Emma segue invece Simon e l’agente su per la scalinata di lastre isolate, che fuoriescono dal muro senza parapetto - anche quelle non dissimili da soluzioni già ampiamente utilizzate e conosciute in architettura contemporanea, ma con una granulometria diversa, più scabra, con cui l’architetto vuole ricordare a se stesso e agli occupanti la durezza e la pesantezza della materia.

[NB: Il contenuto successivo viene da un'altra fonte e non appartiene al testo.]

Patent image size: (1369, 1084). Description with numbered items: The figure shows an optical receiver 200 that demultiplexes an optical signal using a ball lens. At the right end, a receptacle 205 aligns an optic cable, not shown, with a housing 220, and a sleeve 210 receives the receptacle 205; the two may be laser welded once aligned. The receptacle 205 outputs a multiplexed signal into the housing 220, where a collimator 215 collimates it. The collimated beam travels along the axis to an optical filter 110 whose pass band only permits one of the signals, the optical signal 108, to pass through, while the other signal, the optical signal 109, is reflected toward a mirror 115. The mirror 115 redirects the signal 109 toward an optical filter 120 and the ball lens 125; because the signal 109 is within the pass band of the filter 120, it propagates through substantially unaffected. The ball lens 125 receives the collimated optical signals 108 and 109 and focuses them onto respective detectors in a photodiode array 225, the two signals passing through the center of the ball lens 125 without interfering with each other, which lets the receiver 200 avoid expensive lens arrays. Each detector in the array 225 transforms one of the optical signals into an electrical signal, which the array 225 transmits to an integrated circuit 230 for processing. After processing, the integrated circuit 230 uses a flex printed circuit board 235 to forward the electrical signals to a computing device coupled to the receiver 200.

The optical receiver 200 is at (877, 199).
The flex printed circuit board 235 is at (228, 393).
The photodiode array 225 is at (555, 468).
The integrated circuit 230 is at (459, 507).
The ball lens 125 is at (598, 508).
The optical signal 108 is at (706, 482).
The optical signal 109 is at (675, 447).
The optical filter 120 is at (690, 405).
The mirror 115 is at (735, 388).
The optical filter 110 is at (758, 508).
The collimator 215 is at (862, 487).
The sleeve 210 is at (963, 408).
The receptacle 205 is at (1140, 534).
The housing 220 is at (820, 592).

La zona notte si può immaginare come un mezzanino affacciato sullo spazio a doppia altezza del living: “La camera da letto è spoglia come il resto della casa. Il letto è incorporato - un piedestallo di pallida pietra con un materasso arrotolato in stile futon - e il bagno è privo di porta, ma è nascosto dietro un tramezzo per garantire un minimo di discrezione. Eppure, mentre l’essenzialità del piano inferiore era rigorosa e drammatica, qui sopra sembra calma, quasi intima. È come una cella di una prigione di lusso, osserva Simon”.
Libera dal fardello di una relazione in crisi ma perseguitata dal ricordo della bambina appena persa, Jane è invece eccitata e affascinata all’idea di vivere negli ambienti che sta scoprendo, ma anche vagamente turbata dalla loro mancanza di “vivacità” e di “morbidezza”, dall’assenza di tappeti e altri particolari che secondo lei potrebbero avvicinarli all’umano. Poi viene a sapere dall’agente che l’accordo restrittivo previsto dal proprietario vieta di introdurli nella casa, al pari di fotografie, piante ornamentali, tende e persino libri. “Niente libri?” replica. “Ma è ridicolo”. E, per quanto irretiti dall’opera dell’architetto, almeno su questo siamo totalmente d’accordo con lei.